In 2020, I got chemotherapy and a trachelectomy. I’m still in recovery but got the all-clear from my oncologist. 

I’m so sorry. Do you ever regret not dropping out of medical school? 

No, my job is fun as hell. I am an obstetrician and a gynaecologist, but I love obstetrics more. 

Do you want any children?

I actually can’t stand children. I’ve seen far too many women die bringing kids into the world. These women have already gotten pregnant; the least I can do is actually help them get the children out alive. 

What keeps you going? 

I’m not a very hopeful person, and 2020 took a lot out of me, so I just want peace. One day, I want the inside of my head to be quiet. No arguments between my self-esteem and my brain. Just quiet. 

That’s not to say I don’t have little sparks of joy in my life. They’re not even little. More like explosions of joy. My blood sisters and the sisters I made by choice give me joy. 
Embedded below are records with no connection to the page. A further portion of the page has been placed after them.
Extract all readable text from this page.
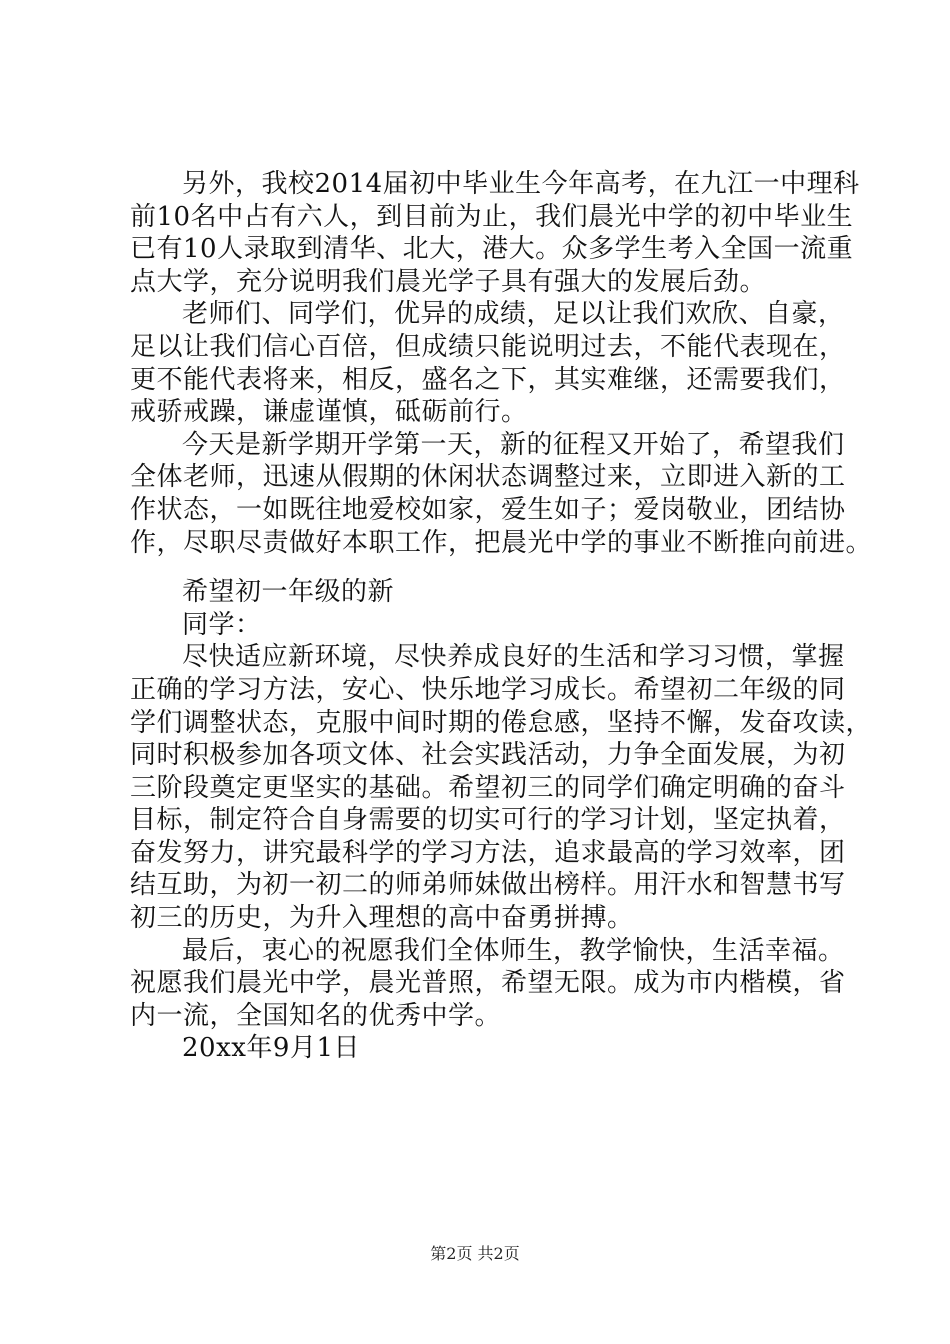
另外，我校2014届初中毕业生今年高考，在九江一中理科
前10名中占有六人，到目前为止，我们晨光中学的初中毕业生
已有10人录取到清华、北大，港大。众多学生考入全国一流重
点大学，充分说明我们晨光学子具有强大的发展后劲。
老师们、同学们，优异的成绩，足以让我们欢欣、自豪，
足以让我们信心百倍，但成绩只能说明过去，不能代表现在，
更不能代表将来，相反，盛名之下，其实难继，还需要我们，
戒骄戒躁，谦虚谨慎，砥砺前行。
今天是新学期开学第一天，新的征程又开始了，希望我们
全体老师，迅速从假期的休闲状态调整过来，立即进入新的工
作状态，一如既往地爱校如家，爱生如子；爱岗敬业，团结协
作，尽职尽责做好本职工作，把晨光中学的事业不断推向前进。
希望初一年级的新
同学：
尽快适应新环境，尽快养成良好的生活和学习习惯，掌握
正确的学习方法，安心、快乐地学习成长。希望初二年级的同
学们调整状态，克服中间时期的倦怠感，坚持不懈，发奋攻读，
同时积极参加各项文体、社会实践活动，力争全面发展，为初
三阶段奠定更坚实的基础。希望初三的同学们确定明确的奋斗
目标，制定符合自身需要的切实可行的学习计划，坚定执着，
奋发努力，讲究最科学的学习方法，追求最高的学习效率，团
结互助，为初一初二的师弟师妹做出榜样。用汗水和智慧书写
初三的历史，为升入理想的高中奋勇拼搏。
最后，衷心的祝愿我们全体师生，教学愉快，生活幸福。
祝愿我们晨光中学，晨光普照，希望无限。成为市内楷模，省
内一流，全国知名的优秀中学。
20xx年9月1日
第2页 共2页
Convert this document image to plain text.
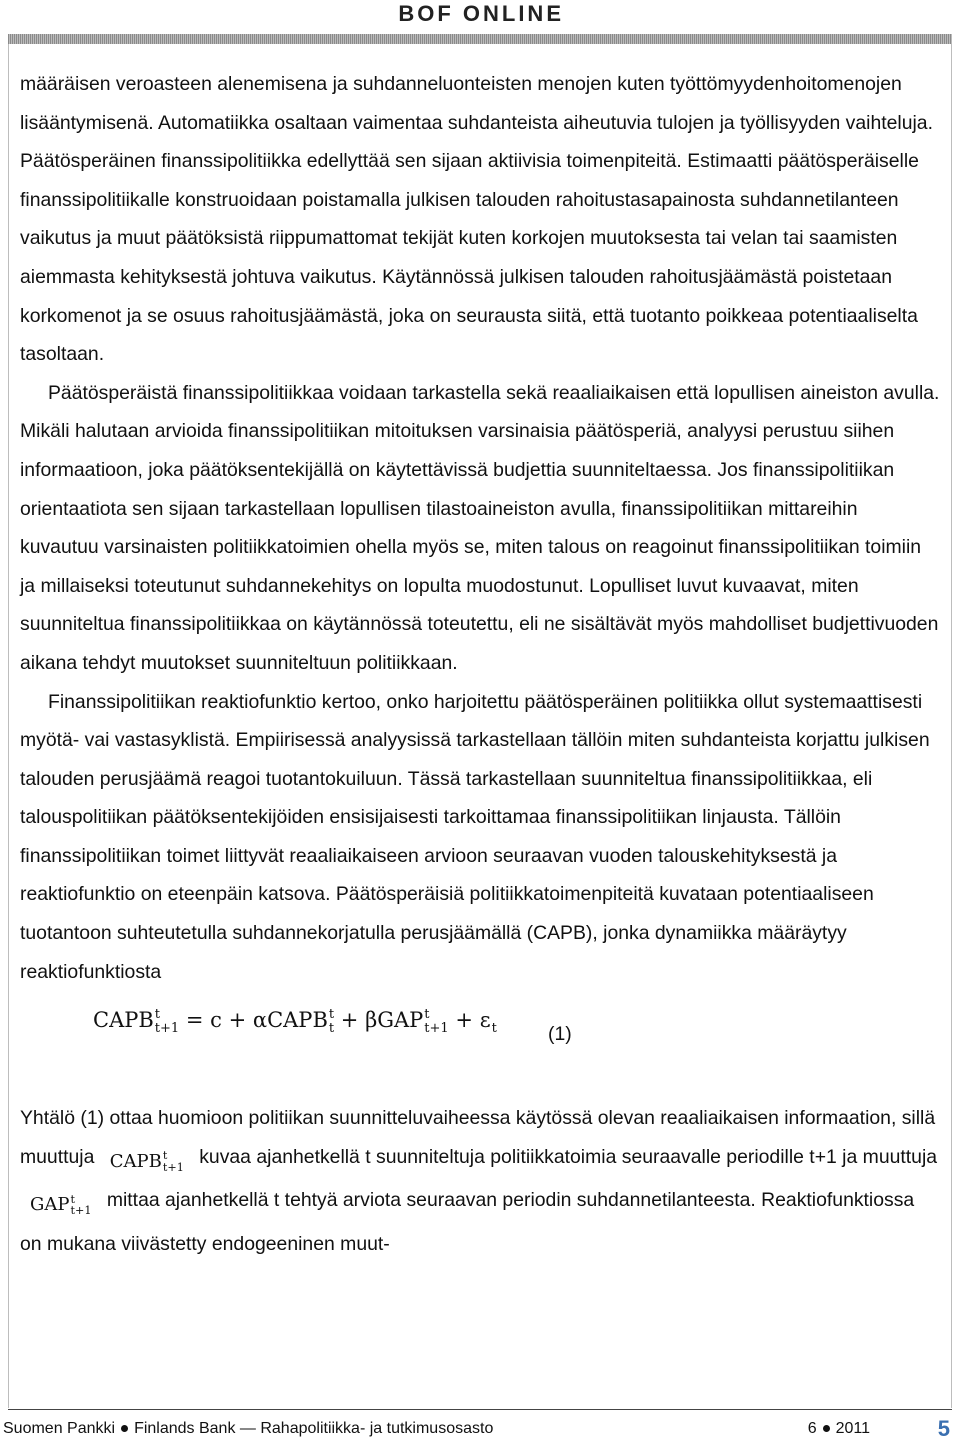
BOF ONLINE

määräisen veroasteen alenemisena ja suhdanneluonteisten menojen kuten työttömyydenhoitomenojen lisääntymisenä. Automatiikka osaltaan vaimentaa suhdanteista aiheutuvia tulojen ja työllisyyden vaihteluja. Päätösperäinen finanssipolitiikka edellyttää sen sijaan aktiivisia toimenpiteitä. Estimaatti päätösperäiselle finanssipolitiikalle konstruoidaan poistamalla julkisen talouden rahoitustasapainosta suhdannetilanteen vaikutus ja muut päätöksistä riippumattomat tekijät kuten korkojen muutoksesta tai velan tai saamisten aiemmasta kehityksestä johtuva vaikutus. Käytännössä julkisen talouden rahoitusjäämästä poistetaan korkomenot ja se osuus rahoitusjäämästä, joka on seurausta siitä, että tuotanto poikkeaa potentiaaliselta tasoltaan.

Päätösperäistä finanssipolitiikkaa voidaan tarkastella sekä reaaliaikaisen että lopullisen aineiston avulla. Mikäli halutaan arvioida finanssipolitiikan mitoituksen varsinaisia päätösperiä, analyysi perustuu siihen informaatioon, joka päätöksentekijällä on käytettävissä budjettia suunniteltaessa. Jos finanssipolitiikan orientaatiota sen sijaan tarkastellaan lopullisen tilastoaineiston avulla, finanssipolitiikan mittareihin kuvautuu varsinaisten politiikkatoimien ohella myös se, miten talous on reagoinut finanssipolitiikan toimiin ja millaiseksi toteutunut suhdannekehitys on lopulta muodostunut. Lopulliset luvut kuvaavat, miten suunniteltua finanssipolitiikkaa on käytännössä toteutettu, eli ne sisältävät myös mahdolliset budjettivuoden aikana tehdyt muutokset suunniteltuun politiikkaan.

Finanssipolitiikan reaktiofunktio kertoo, onko harjoitettu päätösperäinen politiikka ollut systemaattisesti myötä- vai vastasyklistä. Empiirisessä analyysissä tarkastellaan tällöin miten suhdanteista korjattu julkisen talouden perusjäämä reagoi tuotantokuiluun. Tässä tarkastellaan suunniteltua finanssipolitiikkaa, eli talouspolitiikan päätöksentekijöiden ensisijaisesti tarkoittamaa finanssipolitiikan linjausta. Tällöin finanssipolitiikan toimet liittyvät reaaliaikaiseen arvioon seuraavan vuoden talouskehityksestä ja reaktiofunktio on eteenpäin katsova. Päätösperäisiä politiikkatoimenpiteitä kuvataan potentiaaliseen tuotantoon suhteutetulla suhdannekorjatulla perusjäämällä (CAPB), jonka dynamiikka määräytyy reaktiofunktiosta

CAPB t
t+1 = c + αCAPB t
t + βGAP t
t+1 + ε
t	(1)

Yhtälö (1) ottaa huomioon politiikan suunnitteluvaiheessa käytössä olevan reaaliaikaisen informaation, sillä muuttuja CAPB t
t+1 kuvaa ajanhetkellä t suunniteltuja politiikkatoimia seuraavalle periodille t+1 ja muuttuja GAP t
t+1 mittaa ajanhetkellä t tehtyä arviota seuraavan periodin suhdannetilanteesta. Reaktiofunktiossa on mukana viivästetty endogeeninen muut-

Suomen Pankki Finlands Bank — Rahapolitiikka- ja tutkimusosasto	6 2011	5
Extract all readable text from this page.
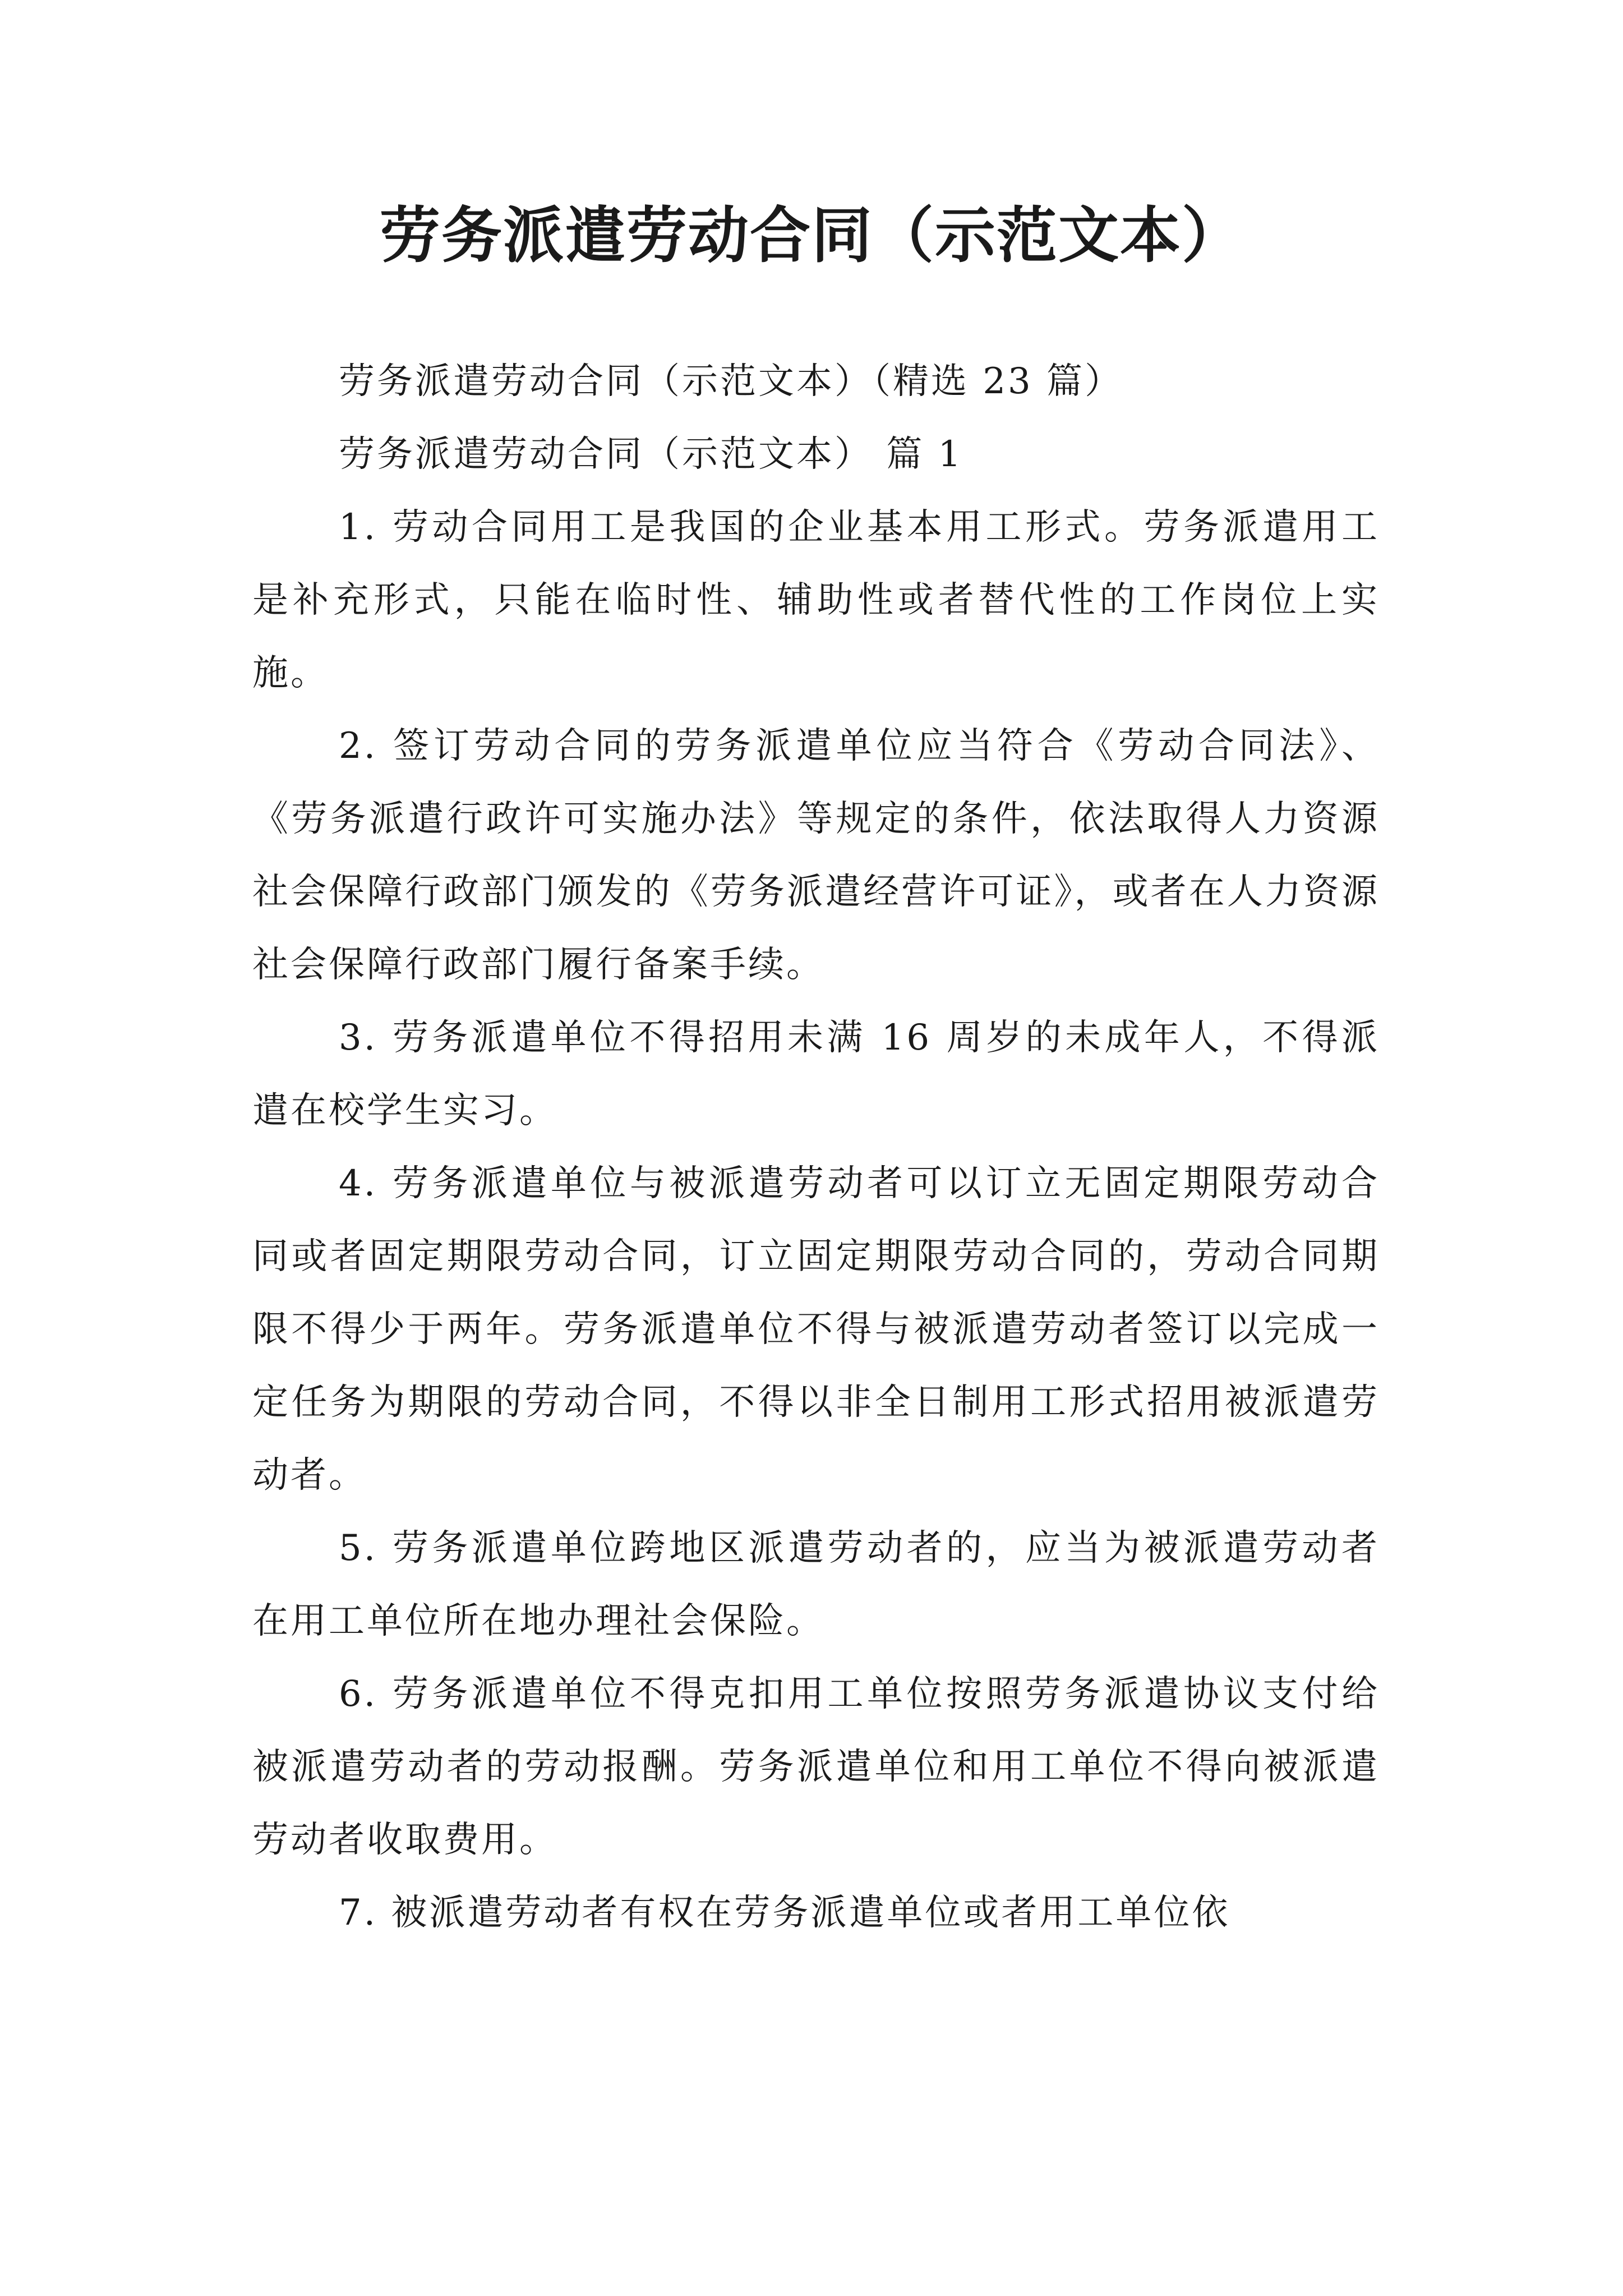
劳务派遣劳动合同（示范文本）

劳务派遣劳动合同（示范文本）（精选 23 篇）

劳务派遣劳动合同（示范文本） 篇 1

1. 劳动合同用工是我国的企业基本用工形式。劳务派遣用工是补充形式，只能在临时性、辅助性或者替代性的工作岗位上实施。

2. 签订劳动合同的劳务派遣单位应当符合《劳动合同法》、《劳务派遣行政许可实施办法》等规定的条件，依法取得人力资源社会保障行政部门颁发的《劳务派遣经营许可证》，或者在人力资源社会保障行政部门履行备案手续。

3. 劳务派遣单位不得招用未满 16 周岁的未成年人，不得派遣在校学生实习。

4. 劳务派遣单位与被派遣劳动者可以订立无固定期限劳动合同或者固定期限劳动合同，订立固定期限劳动合同的，劳动合同期限不得少于两年。劳务派遣单位不得与被派遣劳动者签订以完成一定任务为期限的劳动合同，不得以非全日制用工形式招用被派遣劳动者。

5. 劳务派遣单位跨地区派遣劳动者的，应当为被派遣劳动者在用工单位所在地办理社会保险。

6. 劳务派遣单位不得克扣用工单位按照劳务派遣协议支付给被派遣劳动者的劳动报酬。劳务派遣单位和用工单位不得向被派遣劳动者收取费用。

7. 被派遣劳动者有权在劳务派遣单位或者用工单位依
Whenever babies take their first breath, every successful cesarean, successful vagina delivery, managed miscarriage. Every morning when I run up the same four flights of stairs I used to be wheeled up for chemo and blood transfusions without being out of breath. These things give me joy. 

I’m in a relationship now, and they make me so fucking happy. These are the things I love and look forward to.